Whitewater Unified School District Policy 187 addresses public participation at meetings. That policy has a provision for public comment at regular meetings  187 (1) , but a different provision for special meetings 187 (2).

 Monday’s meeting was a special meeting, and the board president exercised authority under 187 (2) to permit public comment. That was the right decision, in light of Whitewater Unified School District Policy 810 on school-community relations:

The School Board believes that the public schools belong in every sense to the people, reflect the community they serve, and can never be any stronger than the public is willing and able to make them.

Meeting the needs of the community and gaining the support to meet those needs depends upon two-way communication between the Board and the public. The Board, therefore, will make every attempt to make known its plans and actions and encourages the community to make known its desires.

For open government and transparency in a situation like this, policy and law should be a floor, and not a ceiling, on public participation.

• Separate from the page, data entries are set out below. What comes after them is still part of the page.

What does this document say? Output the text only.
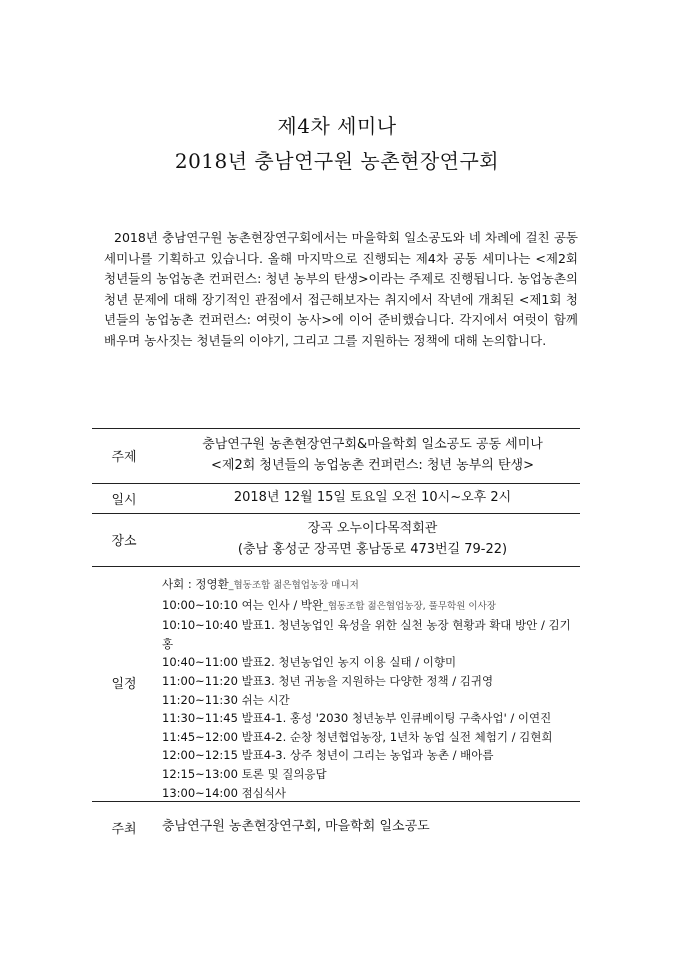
제4차 세미나
2018년 충남연구원 농촌현장연구회
2018년 충남연구원 농촌현장연구회에서는 마을학회 일소공도와 네 차례에 걸친 공동 세미나를 기획하고 있습니다. 올해 마지막으로 진행되는 제4차 공동 세미나는 <제2회 청년들의 농업농촌 컨퍼런스: 청년 농부의 탄생>이라는 주제로 진행됩니다. 농업농촌의 청년 문제에 대해 장기적인 관점에서 접근해보자는 취지에서 작년에 개최된 <제1회 청년들의 농업농촌 컨퍼런스: 여럿이 농사>에 이어 준비했습니다. 각지에서 여럿이 함께 배우며 농사짓는 청년들의 이야기, 그리고 그를 지원하는 정책에 대해 논의합니다.
주제
충남연구원 농촌현장연구회&마을학회 일소공도 공동 세미나
<제2회 청년들의 농업농촌 컨퍼런스: 청년 농부의 탄생>
일시	2018년 12월 15일 토요일 오전 10시~오후 2시
장소
장곡 오누이다목적회관
(충남 홍성군 장곡면 홍남동로 473번길 79-22)
일정
사회 : 정영환_협동조합 젊은협업농장 매니저
10:00~10:10 여는 인사 / 박완_협동조합 젊은협업농장, 풀무학원 이사장
10:10~10:40 발표1. 청년농업인 육성을 위한 실천 농장 현황과 확대 방안 / 김기홍
10:40~11:00 발표2. 청년농업인 농지 이용 실태 / 이향미
11:00~11:20 발표3. 청년 귀농을 지원하는 다양한 정책 / 김귀영
11:20~11:30 쉬는 시간
11:30~11:45 발표4-1. 홍성 '2030 청년농부 인큐베이팅 구축사업' / 이연진
11:45~12:00 발표4-2. 순창 청년협업농장, 1년차 농업 실전 체험기 / 김현희
12:00~12:15 발표4-3. 상주 청년이 그리는 농업과 농촌 / 배아름
12:15~13:00 토론 및 질의응답
13:00~14:00 점심식사
주최	충남연구원 농촌현장연구회, 마을학회 일소공도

Policy 187’s distinction between public participation at regular meetings and special meetings, is, however, a mistake. Any open session of the Whitewater Unified School District should have the same robust provisions for public comment. 

There is no open meeting so special, nor any elected or appointed official so special, that he or she should not patiently listen to public comment.  

A simple principle: there should be ample opportunity for public comment at every open public meeting, every single time. 

It was the right decision to afford public comment at the 4.11.22 meeting.  It would be an even better decision to abolish Policy 187’s unjustified distinction between public comment at types of open meetings.